Ma colère face ces pertes insensées est nourrie par le fait que ces assassinats barbares n'étaient pas dissociés des actions entreprises par les gouvernements occidentaux, y compris le nôtre, puisque ceux-ci tentent de récupérer l'aide humanitaire a des fins politiques et militaires.

Ainsi, lorsque le Secrétaire d'État américain déclare que les acteurs humanitaires sont des «multiplicateurs de force» pour les militaires de la coalition, la distinction entre nos actions et celles des militaires et des autorités politiques est confondue, et cela n'aide pas.

Lorsque les bombardiers américains larguent des bombes à dispersion et des rations de nourriture, les deux emballés de plastique jaune, cela n'aide pas.

Lorsque les soldats s'habillent de t-shirts, cachent leurs armes et distribuent de la nourriture, cela n'aide pas.

Lorsque la coalition largue des feuilles qui invite les Afghans à «communiquer toute information concernant les Talibans, al-Qaeda et Gulbaddin aux forces de la coalition. pour pouvoir continuer à bénéficier de l'aide humanitaire», cela n'aide pas.

Lorsque les ONG consentent à mener leurs activités sous la protection des militaires, cela n'aide pas.

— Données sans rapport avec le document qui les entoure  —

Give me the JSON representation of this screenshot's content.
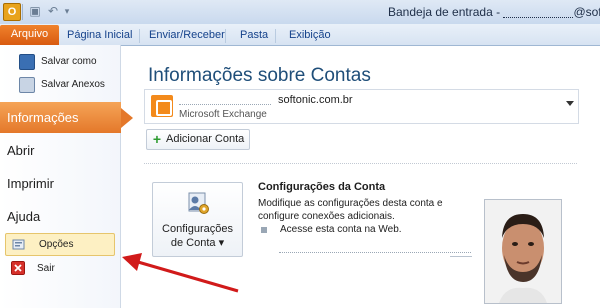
{
  "window": {
    "title_prefix": "Bandeja de entrada -",
    "title_suffix": "@softonic."
  },
  "ribbon": {
    "file_tab": "Arquivo",
    "tabs": [
      "Página Inicial",
      "Enviar/Receber",
      "Pasta",
      "Exibição"
    ]
  },
  "sidebar": {
    "save_as": "Salvar como",
    "save_attachments": "Salvar Anexos",
    "info": "Informações",
    "open": "Abrir",
    "print": "Imprimir",
    "help": "Ajuda",
    "options": "Opções",
    "exit": "Sair"
  },
  "main": {
    "heading": "Informações sobre Contas",
    "account": {
      "name": "softonic.com.br",
      "type": "Microsoft Exchange"
    },
    "add_account": "Adicionar Conta",
    "settings_button_line1": "Configurações",
    "settings_button_line2": "de Conta ▾",
    "settings_title": "Configurações da Conta",
    "settings_desc": "Modifique as configurações desta conta e configure conexões adicionais.",
    "web_access": "Acesse esta conta na Web."
  },
  "colors": {
    "accent_orange": "#e4782a",
    "title_blue": "#1f4e79",
    "arrow_red": "#d11a1a"
  }
}
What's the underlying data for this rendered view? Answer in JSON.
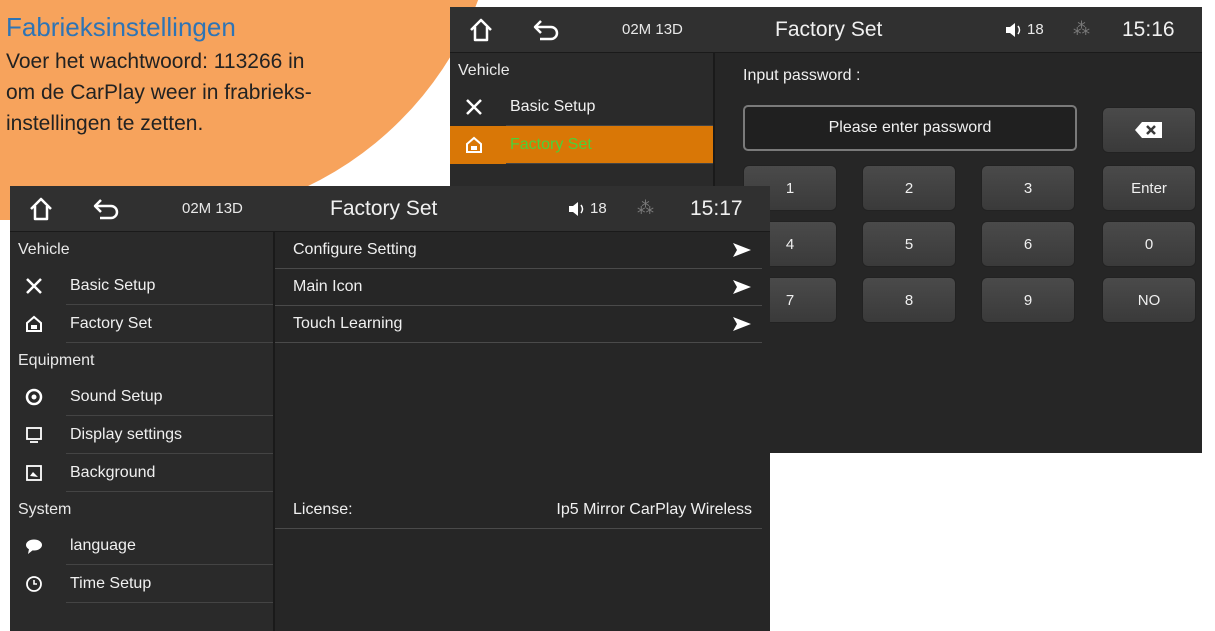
{
  "note": {
    "title": "Fabrieksinstellingen",
    "lines": [
      "Voer het wachtwoord: 113266 in",
      "om de CarPlay weer in frabrieks-",
      "instellingen te zetten."
    ]
  },
  "back_screen": {
    "status": {
      "date": "02M 13D",
      "title": "Factory Set",
      "volume": "18",
      "time": "15:16"
    },
    "sidebar": {
      "section": "Vehicle",
      "items": [
        {
          "label": "Basic Setup",
          "icon": "tools-icon"
        },
        {
          "label": "Factory Set",
          "icon": "factory-icon",
          "active": true
        }
      ]
    },
    "password": {
      "label": "Input password :",
      "placeholder": "Please enter password"
    },
    "keypad": [
      "1",
      "2",
      "3",
      "Enter",
      "4",
      "5",
      "6",
      "0",
      "7",
      "8",
      "9",
      "NO"
    ]
  },
  "front_screen": {
    "status": {
      "date": "02M 13D",
      "title": "Factory Set",
      "volume": "18",
      "time": "15:17"
    },
    "sidebar": {
      "sections": [
        {
          "title": "Vehicle",
          "items": [
            {
              "label": "Basic Setup",
              "icon": "tools-icon"
            },
            {
              "label": "Factory Set",
              "icon": "factory-icon"
            }
          ]
        },
        {
          "title": "Equipment",
          "items": [
            {
              "label": "Sound Setup",
              "icon": "speaker-icon"
            },
            {
              "label": "Display settings",
              "icon": "display-icon"
            },
            {
              "label": "Background",
              "icon": "background-icon"
            }
          ]
        },
        {
          "title": "System",
          "items": [
            {
              "label": "language",
              "icon": "speech-bubble-icon"
            },
            {
              "label": "Time Setup",
              "icon": "clock-icon"
            }
          ]
        }
      ]
    },
    "menu": [
      "Configure Setting",
      "Main Icon",
      "Touch Learning"
    ],
    "license": {
      "label": "License:",
      "value": "Ip5 Mirror CarPlay Wireless"
    }
  },
  "colors": {
    "accent": "#d97706",
    "active_text": "#4cd137",
    "note_title": "#2e74b5",
    "panel": "#262626"
  }
}
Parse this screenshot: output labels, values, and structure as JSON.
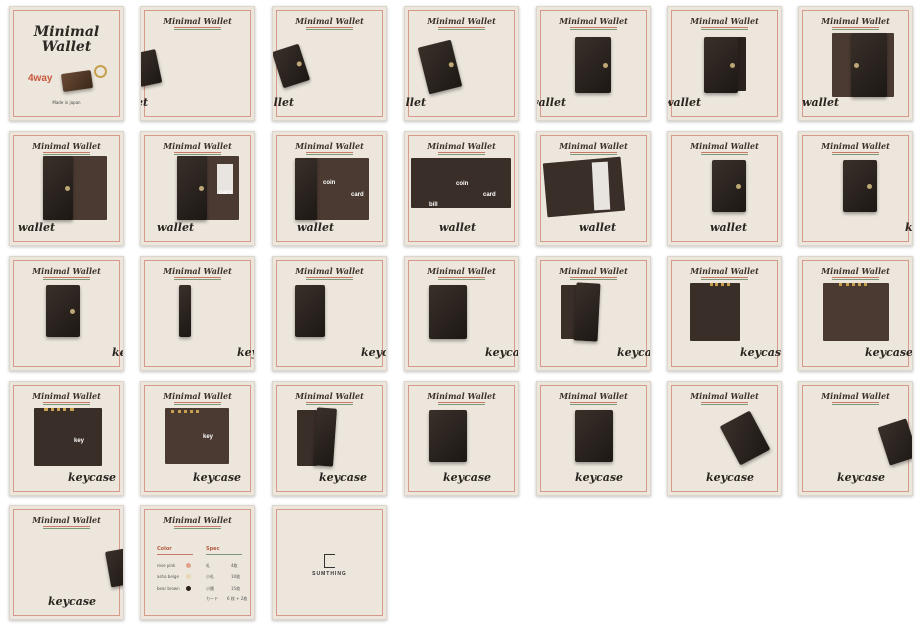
{
  "brand": "Minimal Wallet",
  "cover": {
    "title_line1": "Minimal",
    "title_line2": "Wallet",
    "ways": "4way",
    "made": "Made in japan"
  },
  "cards": [
    {
      "word": "wallet"
    },
    {
      "word": "wallet"
    },
    {
      "word": "wallet"
    },
    {
      "word": "wallet"
    },
    {
      "word": "wallet"
    },
    {
      "word": "wallet"
    },
    {
      "word": "wallet"
    },
    {
      "word": "wallet"
    },
    {
      "word": "wallet"
    },
    {
      "word": "wallet"
    },
    {
      "word": "wallet"
    },
    {
      "word": "wallet"
    },
    {
      "word": "key"
    },
    {
      "word": "key"
    },
    {
      "word": "keycase"
    },
    {
      "word": "keycase"
    },
    {
      "word": "keycase"
    },
    {
      "word": "keycase"
    },
    {
      "word": "keycase"
    },
    {
      "word": "keycase"
    },
    {
      "word": "keycase"
    },
    {
      "word": "keycase"
    },
    {
      "word": "keycase"
    },
    {
      "word": "keycase"
    },
    {
      "word": "keycase"
    },
    {
      "word": "keycase"
    },
    {
      "word": "keycase"
    }
  ],
  "labels": {
    "coin": "coin",
    "card": "card",
    "bill": "bill",
    "key": "key"
  },
  "spec": {
    "color_title": "Color",
    "spec_title": "Spec",
    "colors": [
      {
        "name": "rose pink",
        "hex": "#e0a08a",
        "spec": "札",
        "count": "4枚"
      },
      {
        "name": "asha beige",
        "hex": "#e8d7b4",
        "spec": "小札",
        "count": "10枚"
      },
      {
        "name": "bear brown",
        "hex": "#2a221d",
        "spec": "小銭",
        "count": "15枚"
      }
    ],
    "extra_spec": "カード",
    "extra_count": "6 枚 + 2枚"
  },
  "logo": "SUMTHING"
}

Lorsque les chefs militaires et politiques au Canada, aux É.-U. et au R.-U. parlent de l'aide humanitaire comme d'un élément clé dans la bataille pour gagner «les cours et les esprits» du peuple afghan, cela n'aide pas.

Lorsque les politiciens canadiens suggèrent que nous devenions des espions puisque nous travaillons de si près avec les gens, cela n'aide pas.

Évidemment, lorsque des extrémistes tuent de sang froid cinq travailleurs humanitaires qui ne tentaient que de soulager les souffrances de gens qui sont parmi les plus démunis de la terre, et bien parbleu, cela n,aide certainement pas!

C'est une véritable érosion de «l'espace humanitaire» et cette perte d'espace a entraîné la mort de nos amis et collègues, l'interruption et puis la diminution de toutes nos activités en Afghanistan et la perte de toute aide pour le peuple de l'Afghanistan."